Quando chiesi a mio padre, perché il popolo Dinka aveva rifiutato una religione monoteista per accettarne un'altra. Forse non era lo stesso tentativo di inculturazione da parte di un potere esterno e indifferente alle credenze e alla tradizione della comunità? Egli mi rispose così: “Quando il mussulmano ci parlò della Shari'a, ci disse che le mani dei ladri sarebbero state tagliate. Ma nella nostra famiglia, che era molto molto ricca, possedevamo tante mucche più degli altri, un giorno un povero venne a rubare.

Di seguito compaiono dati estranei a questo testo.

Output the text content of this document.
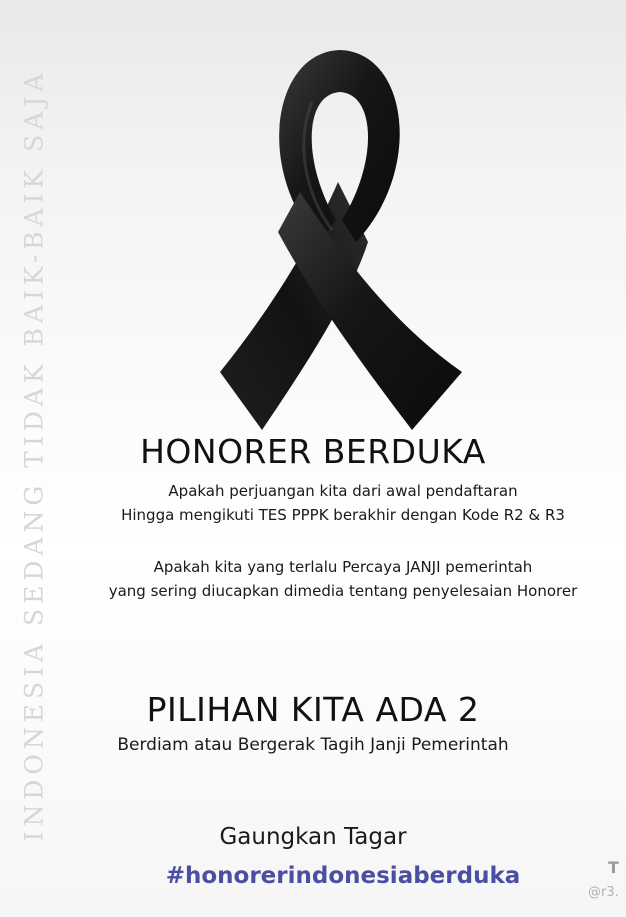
INDONESIA SEDANG TIDAK BAIK-BAIK SAJA	HONORER BERDUKA
Apakah perjuangan kita dari awal pendaftaran
Hingga mengikuti TES PPPK berakhir dengan Kode R2 & R3
Apakah kita yang terlalu Percaya JANJI pemerintah
yang sering diucapkan dimedia tentang penyelesaian Honorer
PILIHAN KITA ADA 2
Berdiam atau Bergerak Tagih Janji Pemerintah
Gaungkan Tagar
#honorerindonesiaberduka	T
@r3.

Noi sapevamo che era povero e facemmo finta di non vedere”; e poi mi disse: “quando i Padri della Chiesa vennero a parlarci di Cristo, ci dissero 'Dio è verità'. In dialetto dinka Dio si dice Nhialyic, che vuole dire 'Dio è verità'. Il prete ci parlò poi di Mosé, che divise le acque del Mar Rosso e di una vergine che si sacrificò perché il suo popolo potesse trovare la fede. L'antenato dei Dinka Ngok è Jok, che portò sua nipote, Ashai, una vergine, al fiume. Dopo aver lasciato da un po' la riva, Jok lasciò la mano di Ashai e lei si lasciò scivolare in fondo al fiume. In quel momento le acque si divisero, il popolo Dinka poté passare dall'altra sponda e fu salvo. Come vedi” continuò mio padre, “i cristiani ci raccontavano una storia simile alla nostra e decidemmo, che il nome della religione non importava, importava solo il suo credo”.

1. Alcuni dettagli storici spno estrapolati da “Abyei: the chickens come home to roost”, di Charles Deng, pubblicato sul sito sudaneseonline.com il 28 luglio 2005.